Comprenant douze morceaux parmi lesquels huit compositions originales, “Hope” (Fresh Sound New Talent / Socadisc) est le sixième album de Yaniv Taubenhouse. J’ai découvert son beau piano au Sunside en octobre 2015. Il venait de publier “Moments in Trio Vol. One”, premier disque d’une trilogie pour Fresh Sound New Talent avec Rick Rosato (contrebasse) et Jerad Lippi (batterie), et j’avais été séduit par ses harmonies lumineuses, ses notes bien choisies, une recherche de la beauté qu’un doigt de mélancolie rendait très attachante. Lorsque “Hope” a été enregistré en solo fin février 2020 en Arkansas, un virus menaçant et mortel commençait à se répandre. Cet opus n’a pourtant rien de sombre. Tel un baume contre la peur, ses mélodies sont même d’une douceur apaisante. Précédemment enregistrés en trio, Conversation et Prelude of the Ozarks séduisent par leur lyrisme.
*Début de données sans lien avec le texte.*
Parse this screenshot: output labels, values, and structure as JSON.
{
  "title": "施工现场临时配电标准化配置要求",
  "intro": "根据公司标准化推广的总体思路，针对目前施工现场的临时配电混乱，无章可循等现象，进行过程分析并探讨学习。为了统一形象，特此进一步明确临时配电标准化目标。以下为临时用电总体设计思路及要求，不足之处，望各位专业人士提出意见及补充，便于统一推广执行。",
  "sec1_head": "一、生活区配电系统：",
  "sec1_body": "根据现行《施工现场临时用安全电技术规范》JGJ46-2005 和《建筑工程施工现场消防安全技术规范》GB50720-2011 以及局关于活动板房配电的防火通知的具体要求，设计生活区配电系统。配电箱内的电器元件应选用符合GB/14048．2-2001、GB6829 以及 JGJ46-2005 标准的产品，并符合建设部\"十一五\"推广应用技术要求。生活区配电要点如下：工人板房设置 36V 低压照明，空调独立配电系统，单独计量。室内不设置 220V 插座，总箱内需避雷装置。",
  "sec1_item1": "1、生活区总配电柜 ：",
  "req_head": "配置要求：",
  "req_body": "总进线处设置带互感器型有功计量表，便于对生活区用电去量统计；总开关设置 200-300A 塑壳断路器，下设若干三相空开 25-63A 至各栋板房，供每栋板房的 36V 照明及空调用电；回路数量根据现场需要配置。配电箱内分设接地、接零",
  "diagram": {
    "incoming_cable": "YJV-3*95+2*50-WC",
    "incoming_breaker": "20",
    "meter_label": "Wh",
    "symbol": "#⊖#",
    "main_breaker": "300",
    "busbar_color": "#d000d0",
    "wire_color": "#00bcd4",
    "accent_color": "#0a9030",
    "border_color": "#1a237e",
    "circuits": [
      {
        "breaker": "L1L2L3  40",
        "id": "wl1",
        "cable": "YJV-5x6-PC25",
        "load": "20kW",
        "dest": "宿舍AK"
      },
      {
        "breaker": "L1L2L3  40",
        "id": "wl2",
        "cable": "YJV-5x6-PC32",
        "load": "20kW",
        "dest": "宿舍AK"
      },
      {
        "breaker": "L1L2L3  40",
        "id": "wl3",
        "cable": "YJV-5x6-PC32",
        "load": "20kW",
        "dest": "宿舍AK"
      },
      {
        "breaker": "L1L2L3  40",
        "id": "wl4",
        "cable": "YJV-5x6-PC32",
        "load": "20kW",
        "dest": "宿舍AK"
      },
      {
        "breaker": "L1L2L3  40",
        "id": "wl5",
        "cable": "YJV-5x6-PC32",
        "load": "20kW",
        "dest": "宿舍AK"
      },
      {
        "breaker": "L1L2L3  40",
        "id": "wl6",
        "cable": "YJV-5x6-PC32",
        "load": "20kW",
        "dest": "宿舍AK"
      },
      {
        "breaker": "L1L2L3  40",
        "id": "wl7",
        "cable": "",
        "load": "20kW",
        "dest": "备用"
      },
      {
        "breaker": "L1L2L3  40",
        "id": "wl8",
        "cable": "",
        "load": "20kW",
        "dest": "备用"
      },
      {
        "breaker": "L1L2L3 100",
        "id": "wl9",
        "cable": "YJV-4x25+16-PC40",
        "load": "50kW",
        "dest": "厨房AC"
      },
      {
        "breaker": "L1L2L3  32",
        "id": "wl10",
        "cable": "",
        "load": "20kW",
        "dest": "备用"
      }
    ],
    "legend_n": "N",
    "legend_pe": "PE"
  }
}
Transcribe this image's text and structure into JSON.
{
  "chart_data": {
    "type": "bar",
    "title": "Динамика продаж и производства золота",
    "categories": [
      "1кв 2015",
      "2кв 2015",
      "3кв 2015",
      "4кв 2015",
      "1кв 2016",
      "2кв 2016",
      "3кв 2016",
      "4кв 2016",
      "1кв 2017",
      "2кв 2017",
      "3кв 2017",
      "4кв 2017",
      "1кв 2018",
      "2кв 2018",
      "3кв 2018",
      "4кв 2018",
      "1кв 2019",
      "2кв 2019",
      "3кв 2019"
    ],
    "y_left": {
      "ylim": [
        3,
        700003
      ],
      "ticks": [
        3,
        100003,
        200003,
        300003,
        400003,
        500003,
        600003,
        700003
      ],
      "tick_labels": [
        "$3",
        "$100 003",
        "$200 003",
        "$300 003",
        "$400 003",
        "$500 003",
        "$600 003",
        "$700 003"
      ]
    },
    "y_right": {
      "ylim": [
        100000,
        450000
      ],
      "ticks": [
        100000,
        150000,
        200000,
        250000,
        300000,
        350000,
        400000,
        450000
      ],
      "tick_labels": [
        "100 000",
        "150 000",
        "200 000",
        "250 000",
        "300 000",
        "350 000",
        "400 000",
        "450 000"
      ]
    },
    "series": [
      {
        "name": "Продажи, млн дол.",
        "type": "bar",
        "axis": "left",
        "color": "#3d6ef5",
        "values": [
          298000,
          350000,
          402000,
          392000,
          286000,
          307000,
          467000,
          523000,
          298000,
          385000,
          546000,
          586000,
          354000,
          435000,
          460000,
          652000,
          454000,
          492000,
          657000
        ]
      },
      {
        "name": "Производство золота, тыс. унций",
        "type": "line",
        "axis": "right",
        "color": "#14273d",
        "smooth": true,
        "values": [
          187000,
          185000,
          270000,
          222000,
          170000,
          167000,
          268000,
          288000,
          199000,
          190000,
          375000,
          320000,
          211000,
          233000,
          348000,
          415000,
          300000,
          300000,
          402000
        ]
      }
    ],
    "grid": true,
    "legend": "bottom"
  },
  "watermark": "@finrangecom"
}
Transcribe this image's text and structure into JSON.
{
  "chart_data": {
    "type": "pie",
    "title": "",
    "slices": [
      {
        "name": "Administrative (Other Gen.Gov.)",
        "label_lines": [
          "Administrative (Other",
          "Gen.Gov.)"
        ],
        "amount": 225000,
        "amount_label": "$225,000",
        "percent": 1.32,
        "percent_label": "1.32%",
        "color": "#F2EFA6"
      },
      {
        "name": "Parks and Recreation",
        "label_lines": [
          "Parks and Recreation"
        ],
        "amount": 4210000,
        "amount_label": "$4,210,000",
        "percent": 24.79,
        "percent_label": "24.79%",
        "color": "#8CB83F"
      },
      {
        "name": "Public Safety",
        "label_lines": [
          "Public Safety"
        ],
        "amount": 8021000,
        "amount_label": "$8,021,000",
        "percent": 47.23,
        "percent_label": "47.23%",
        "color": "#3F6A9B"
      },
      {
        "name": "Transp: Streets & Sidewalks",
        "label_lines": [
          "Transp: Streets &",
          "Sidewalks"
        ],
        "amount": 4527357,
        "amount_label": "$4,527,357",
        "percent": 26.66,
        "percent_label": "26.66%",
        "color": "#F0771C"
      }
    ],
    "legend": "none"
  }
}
Le pianiste dispose d’une large palette de couleurs et fait souvent entendre de délicieux tapis de notes. Les trois mouvements d’une suite sont disséminés dans l’album, chacun d’eux en relation directe avec les deux autres tant sur le plan harmonique que mélodique. Quatre standards complètent ce programme. Parmi eux, It’s Alright With Me de Cole Porter et We See de Thelonious Monk, deux musiciens dont Yaniv Taubenhouse reprend souvent les thèmes. Prenez le temps d’écouter ce disque solaire et laissez-vous envelopper par ce piano délicat qui sait si bien raconter des histoires.
Avec l’Orchestre National de Jazz qu’il dirigea entre 2005 et 2008, Franck Tortiller consacra un album à Led Zeppelin, “Close to Heaven”, un disque dont le batteur, Patrice Héral, est présent dans ce “Back to Heaven” (Label MCO , distribution Socadisc / Believe) que l’Orchestre Franck Tortiller publie aujourd’hui. Led Zep n’était pas mon groupe de rock préféré, mais ses premiers albums, son énergie et la guitare sous tension de Jimmy Page forçaient l’admiration. Confié à Matthieu Vial-Collet qui assure également la partie vocale du superbe Going to California, cette dernière tient donc une place importante dans cette formation de dix personnes comprenant quatre souffleurs – un trompette, un trombone et deux saxophonistes, l’équipe de jeunes musiciens réunit autour du vibraphone de Tortiller incluant deux femmes, Olga Amelchenko et Gabrielle Rachel. Une guitare étrangement absente dans le disque enregistré par l’ONJ et qui, mise ici en valeur, donne un aspect plus rock à une musique jouée toutefois par des jazzmen. Également dans “Close to Heaven”, Dazed and Confused en témoigne. La basse est électrique, les cuivres sonnent avec une toute autre puissance, mais la guitare qui partage certains chorus avec le vibraphone et des saxophones incandescents, fait aussi la différence.